Sunday, March 18, 2012

En-Titling

So it seems there's a prize for the weirdest book title.

Well, Bookseller magazine might not want to phrase it exactly that way, but since 1978 they have awarded the Diagram Prize to the most outlandishly titled book of the year. The magazine recently revealed its shortlist for the award and began online voting for the 2011 prize. It takes a lot to follow in the footsteps of the very first Diagram Prize winner, Norman Reed's Proceedings of the Second International Workshop on Nude Mice.

Some of the choices qualify because they are academic-styled books that focus on a very specific topic and they have to explain all of that in the title. Such would be Peter Gosson's A Century of Sand Dredging in the Bristol Channel: Volume Two. Volume two? Apparently Mr. Gosson went to the George R. R. Martin school of writing. Jonathan Olivares' A Taxonomy of Office Chairs is shorter but kind of a head-scratcher -- it's 256 pages of pictures and descriptions of office chairs. According to the book's Amazon page, it also includes ten chapters of technical drawings of office chairs, and is aimed at "product designers, furniture manufacturers, design enthusiasts and students, furniture collectors and anyone needing to buy an office chair."

I think my favorite is Mr Andoh's Pennine Diary: Memoirs of a Japanese Chicken Sexer in 1935 Hebden Bridge by Stephen Curry and Takayoshi Andoh. It's not what you think, but it's still plenty different. Curry and Andoh tell the story of a man who traveled from Japan to Yorkshire, England, to teach the Yorkshire poultry raisers how to tell male from female baby chickens. The Andoh of the title is the father of co-author Takayoshi and he kept a diary of his time in Hebden Bridge, the town in Yorkshire that held the hatchery whose workers he trained. The book has its own website where co-author Curry offers a little bit of history and some quotes from the elder Andoh's journal. There were, apparently, cultural differences: “It was quite unbearable to me the attitude of British young men toward women. They did kiss and moreover, flirted with each other. I was vexed with them.”

Mr. Andoh's diary is available at the United Kingdom Amazon site rather than the U.S. one and goes for £9.49 -- that's about $15. I think, in terms of the Diagram Prize, we have a clear winner and I encourage you to vote for the Diary.
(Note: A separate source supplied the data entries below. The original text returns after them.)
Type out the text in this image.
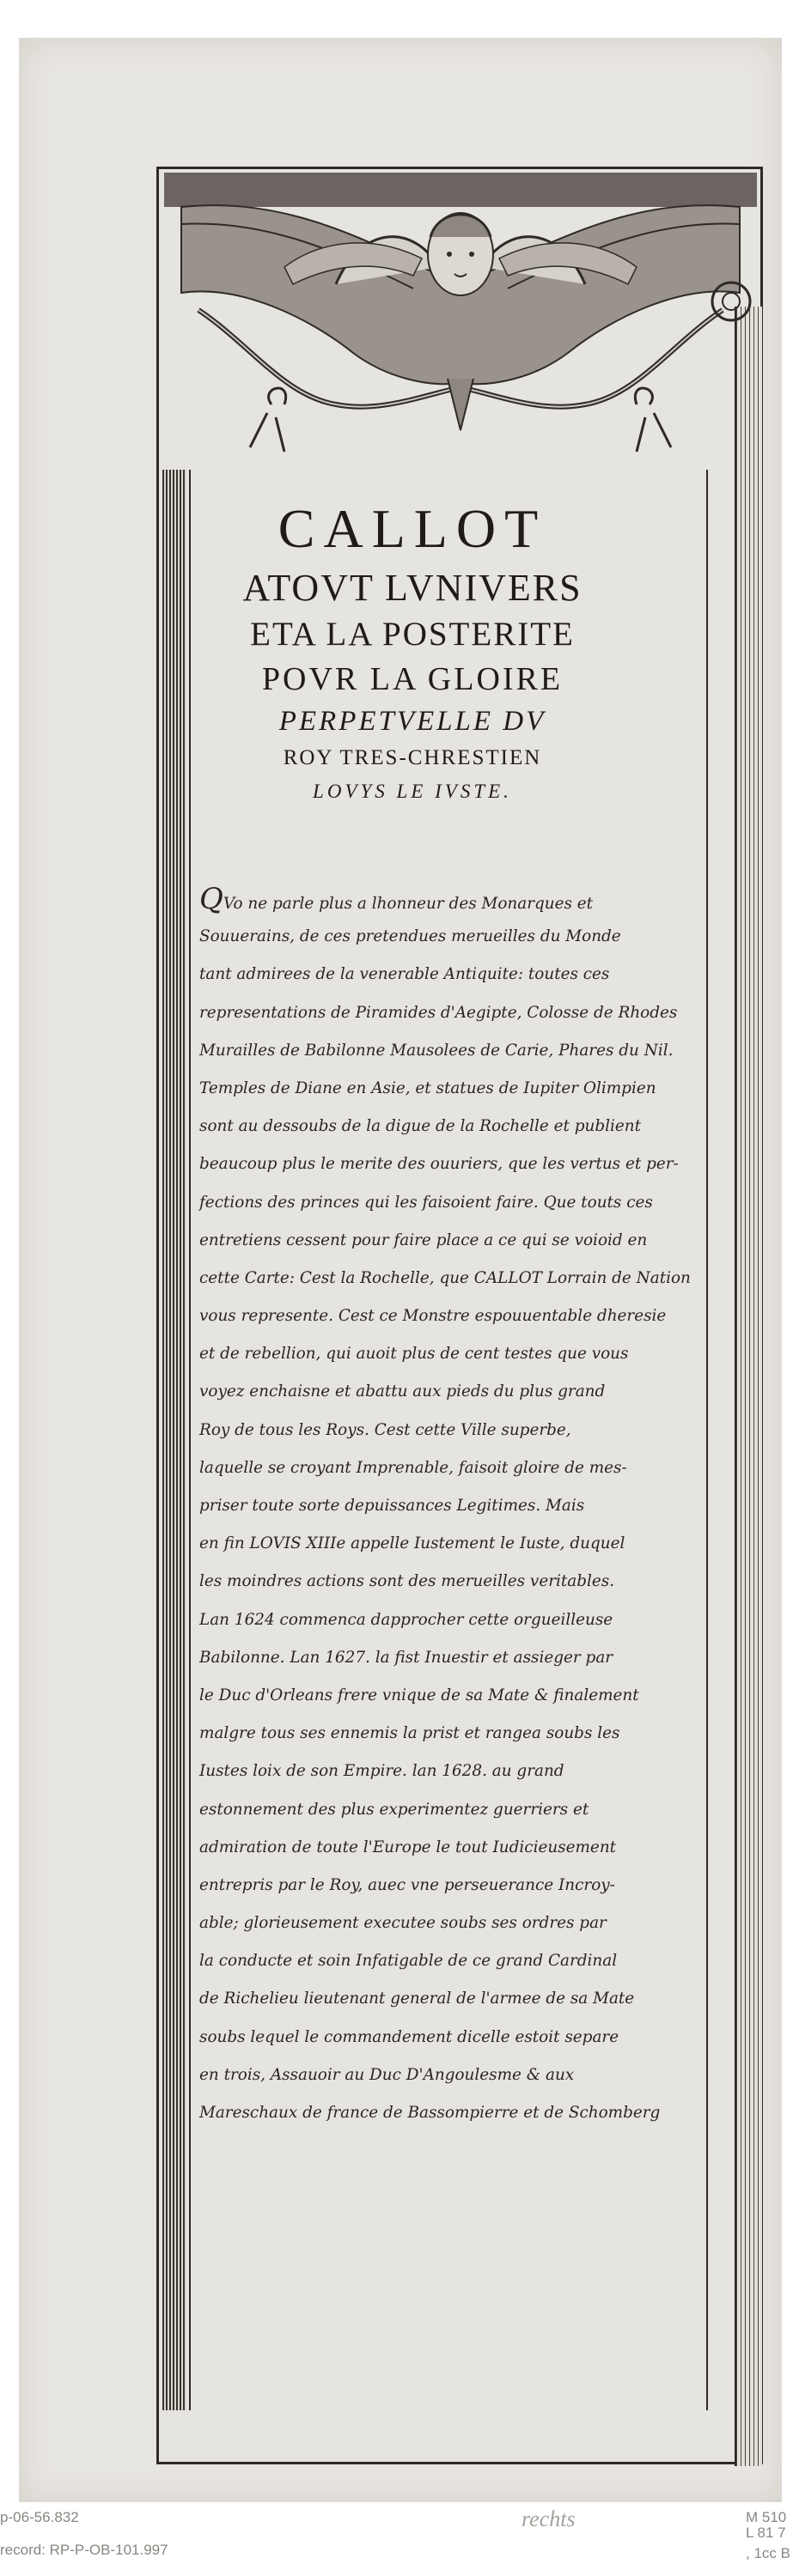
rechts
CALLOT
ATOVT LVNIVERS
ETA LA POSTERITE
POVR LA GLOIRE
PERPETVELLE DV
ROY TRES-CHRESTIEN
LOVYS LE IVSTE.
QVo ne parle plus a lhonneur des Monarques et
Souuerains, de ces pretendues merueilles du Monde
tant admirees de la venerable Antiquite: toutes ces
representations de Piramides d'Aegipte, Colosse de Rhodes
Murailles de Babilonne Mausolees de Carie, Phares du Nil.
Temples de Diane en Asie, et statues de Iupiter Olimpien
sont au dessoubs de la digue de la Rochelle et publient
beaucoup plus le merite des ouuriers, que les vertus et per-
fections des princes qui les faisoient faire. Que touts ces
entretiens cessent pour faire place a ce qui se voioid en
cette Carte: Cest la Rochelle, que CALLOT Lorrain de Nation
vous represente. Cest ce Monstre espouuentable dheresie
et de rebellion, qui auoit plus de cent testes que vous
voyez enchaisne et abattu aux pieds du plus grand
Roy de tous les Roys. Cest cette Ville superbe,
laquelle se croyant Imprenable, faisoit gloire de mes-
priser toute sorte depuissances Legitimes. Mais
en fin LOVIS XIIIe appelle Iustement le Iuste, duquel
les moindres actions sont des merueilles veritables.
Lan 1624 commenca dapprocher cette orgueilleuse
Babilonne. Lan 1627. la fist Inuestir et assieger par
le Duc d'Orleans frere vnique de sa Mate & finalement
malgre tous ses ennemis la prist et rangea soubs les
Iustes loix de son Empire. lan 1628. au grand
estonnement des plus experimentez guerriers et
admiration de toute l'Europe le tout Iudicieusement
entrepris par le Roy, auec vne perseuerance Incroy-
able; glorieusement executee soubs ses ordres par
la conducte et soin Infatigable de ce grand Cardinal
de Richelieu lieutenant general de l'armee de sa Mate
soubs lequel le commandement dicelle estoit separe
en trois, Assauoir au Duc D'Angoulesme & aux
Mareschaux de france de Bassompierre et de Schomberg
p-06-56.832
record: RP-P-OB-101.997
M 510
L 81 7
, 1cc B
(Note: The blog author was not compensated in any way for his favorable mention of Mr Andoh's Pennine Diary: Memoirs of a Japanese Chicken Sexer in 1935 Hebden Bridge, except in that he was given quite a broad smile upon learning of its existence as well as envisioning the search-engine results that could result from this entry's mention of nude mice and chicken sexers.)